Interpreting President Donald Trump’s remarks and sometimes opposing verbiage from his deputies is risky business, according to lobbyists who spoke with Bloomberg BNA on condition of anonymity to protect client sensitivities.
The bottom line, they said, is that it simply is too early to know where Trump stands on House Republican leaders’ preferred plan to buttress their broad tax reform proposal with a provision to tax imports and exempt exports.
Not even House Ways and Means Committee Chairman Kevin Brady (R-Texas) would say the plan has Trump’s backing yet.
“I don’t want to speak for the president,” Brady told Bloomberg BNA after addressing the Conservative Political Action Conference meeting Feb. 24, a day after Trump said in a Reuters interview that U.S. employment would benefit from some sort of tax.
“I certainly support a form of tax on the border because everybody else does, Trump said in the interview, adding that “companies are going to come back here, they’re going to build their factories and they’re going to create a lot of jobs and there’s no tax.”
Brady was unwavering in his expectations, saying he remains confident that border adjustments would be part of the final tax reform package.
“I think we’re trying to achieve the exact same goal, which is to bring American jobs back to the United States and have everyone play by the same tax rules here,” Brady said. “I’m encouraged by it because we’re headed in the same direction.”
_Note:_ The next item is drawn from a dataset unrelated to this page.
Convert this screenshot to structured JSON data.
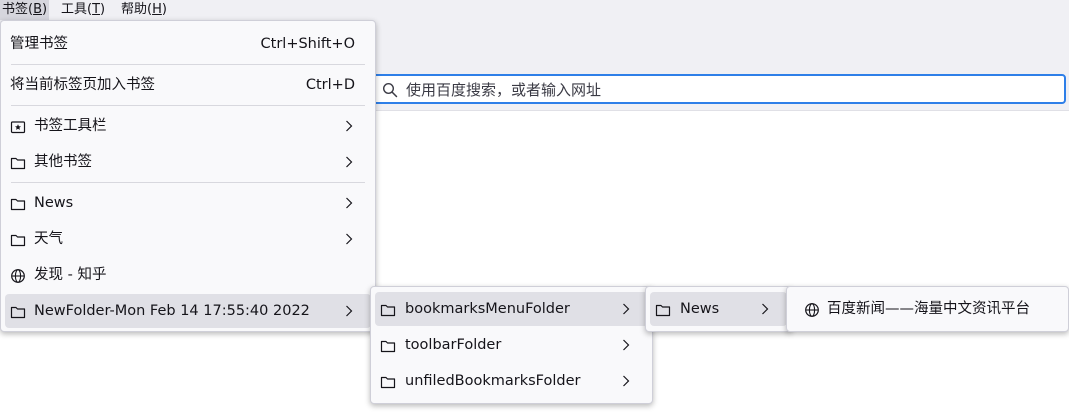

In his own speech earlier in the day at the CPAC meeting, Trump said nothing about border adjustments.
“We’re going to massively lower taxes on the middle class, reduce taxes on American business and make our tax code more simple and much more fair for everyone, including the people and the business,” Trump said.
But Treasury Secretary Steven Mnuchin cast some doubts in separate interviews on CNBC and Fox Business Network the same day, noting “concerns” with the border adjustment idea while also saying it remains part of the discussion.
Then the news outlet Axios reported Feb. 24 that the head of the president’s National Economic Council, Gary Cohn, another key economic adviser to Trump, opposed the border adjustment plan before the Trump administration later denied the assertion the same day.
White House officials and House Republicans will continue to work in concert to arrive at an agreement, Brady said.
“We’re narrowing the differences,” he said. “We continue to work on ways to improve almost every element of it, and we’re having really good healthy discussions with the Trump economic team.”
But those expecting a firm position from the Trump administration on border adjustability will just have to wait and see for now.
The president’s address during the Joint Session of Congress Feb. 28 remains another window of opportunity for him to address the controversial issue outside of his usual paeans to tax reform.
“White House support for the border adjustment tax would be a game change. (translation: it’s on the ropes),” a tax lobbyist said in an e-mail. “I also thought Mnuchin was pretty forthcoming when he said the August recess is an ambitious deadline for enacting tax reform and very well could slip until later this year.”
“And if they’re struggling with the stuff Republicans should be able to agree on, wait until we get to trade and infrastructure. Republicans are learning that governing is difficult,” the lobbyist said.
Another lobbyist said people were reading too much into Trump’s comments about the tax on Feb. 23. “Political staff like it. Economic policy staff hate it,” the lobbyist said. “I’m told by White House staff that he’s going to stay out of the fight.”